1 in 4 women in medical training experiences sexual harassment, but few report it

Credit: CDC.

Sexual harassment is quite prevalent among residents and can oftentimes be traced back to patients and their families.

In a study from the University of Michigan, scientists found that one in four women among internal medicine residents experiences sexual harassment, but far fewer go on to report it.

The researchers conducted a multiple-choice survey that asked internal medicine residents if they had ever experienced sexual harassment.

The survey questions revolved around whether residents experienced specific types of sexual harassment, as well as their knowledge of how to report it and to whom, and whether they were satisfied with the results of sharing this information.

Ultimately, the team asked the internal medicine residents about the types of harassment they experienced, whether it be gender-based, unwanted sexual attention, and/or sexual coercion.

They also asked questions about the reporting process – were they familiar with it, for example, did they know who to go to when they decided to report it, and were they tapping into their residency leadership team when disclosing their experiences?

The team also assessed their levels of satisfaction with the outcomes after they reported this information.

Unfortunately, they found that one in four women experienced sexual harassment when compared to just one in 31 men.
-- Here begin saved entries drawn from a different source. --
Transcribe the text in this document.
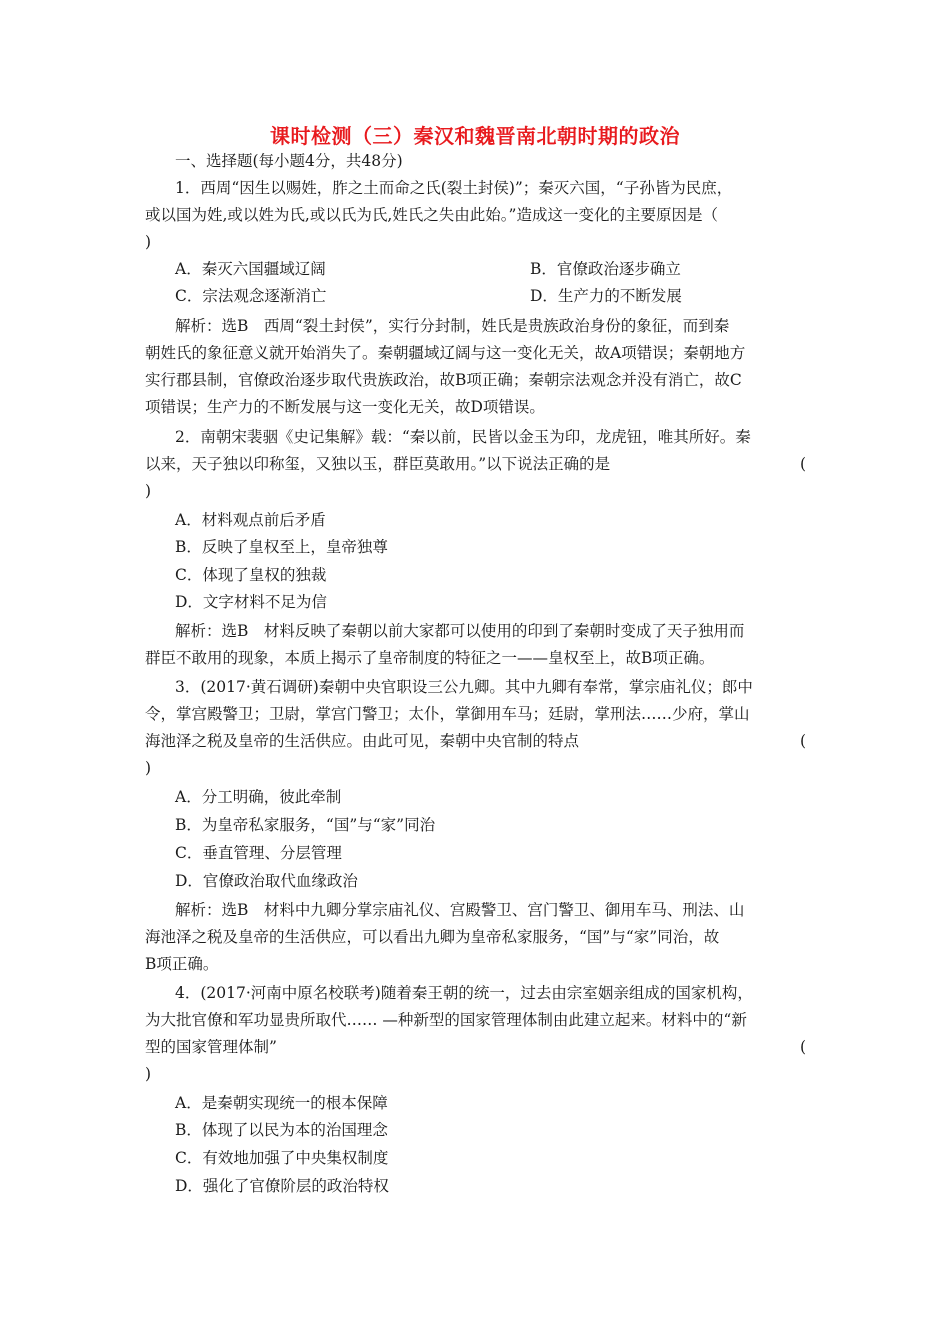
课时检测（三）秦汉和魏晋南北朝时期的政治
一、选择题(每小题4分，共48分)
1．西周“因生以赐姓，胙之土而命之氏(裂土封侯)”；秦灭六国，“子孙皆为民庶，
或以国为姓,或以姓为氏,或以氏为氏,姓氏之失由此始。”造成这一变化的主要原因是（
)
A．秦灭六国疆域辽阔	B．官僚政治逐步确立
C．宗法观念逐渐消亡	D．生产力的不断发展
解析：选B　西周“裂土封侯”，实行分封制，姓氏是贵族政治身份的象征，而到秦
朝姓氏的象征意义就开始消失了。秦朝疆域辽阔与这一变化无关，故A项错误；秦朝地方
实行郡县制，官僚政治逐步取代贵族政治，故B项正确；秦朝宗法观念并没有消亡，故C
项错误；生产力的不断发展与这一变化无关，故D项错误。
2．南朝宋裴骃《史记集解》载：“秦以前，民皆以金玉为印，龙虎钮，唯其所好。秦
以来，天子独以印称玺，又独以玉，群臣莫敢用。”以下说法正确的是	(
)
A．材料观点前后矛盾
B．反映了皇权至上，皇帝独尊
C．体现了皇权的独裁
D．文字材料不足为信
解析：选B　材料反映了秦朝以前大家都可以使用的印到了秦朝时变成了天子独用而
群臣不敢用的现象，本质上揭示了皇帝制度的特征之一——皇权至上，故B项正确。
3．(2017·黄石调研)秦朝中央官职设三公九卿。其中九卿有奉常，掌宗庙礼仪；郎中
令，掌宫殿警卫；卫尉，掌宫门警卫；太仆，掌御用车马；廷尉，掌刑法……少府，掌山
海池泽之税及皇帝的生活供应。由此可见，秦朝中央官制的特点	(
)
A．分工明确，彼此牵制
B．为皇帝私家服务，“国”与“家”同治
C．垂直管理、分层管理
D．官僚政治取代血缘政治
解析：选B　材料中九卿分掌宗庙礼仪、宫殿警卫、宫门警卫、御用车马、刑法、山
海池泽之税及皇帝的生活供应，可以看出九卿为皇帝私家服务，“国”与“家”同治，故
B项正确。
4．(2017·河南中原名校联考)随着秦王朝的统一，过去由宗室姻亲组成的国家机构，
为大批官僚和军功显贵所取代…… —种新型的国家管理体制由此建立起来。材料中的“新
型的国家管理体制”	(
)
A．是秦朝实现统一的根本保障
B．体现了以民为本的治国理念
C．有效地加强了中央集权制度
D．强化了官僚阶层的政治特权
They also found that the most common form of harassment was gender-based.

Overwhelmingly, the majority of residents disclosed that they understood the process of reporting sexual harassment, yet few actually did it. And even fewer reported the harassment to their residency leadership team.

In addition, the team showed that less than half of the residents who responded to the survey were “satisfied with the outcome” after reporting sexual harassment.

The findings showed that medical trainees know how to report these events, but they simply aren’t doing it because of environmental (and other) factors.

The team hopes that this research can better inform methods of intervention for sexual harassment in medical environments in the future.

The study was conducted by Elizabeth Viglianti et al and published in JAMA Internal Medicine.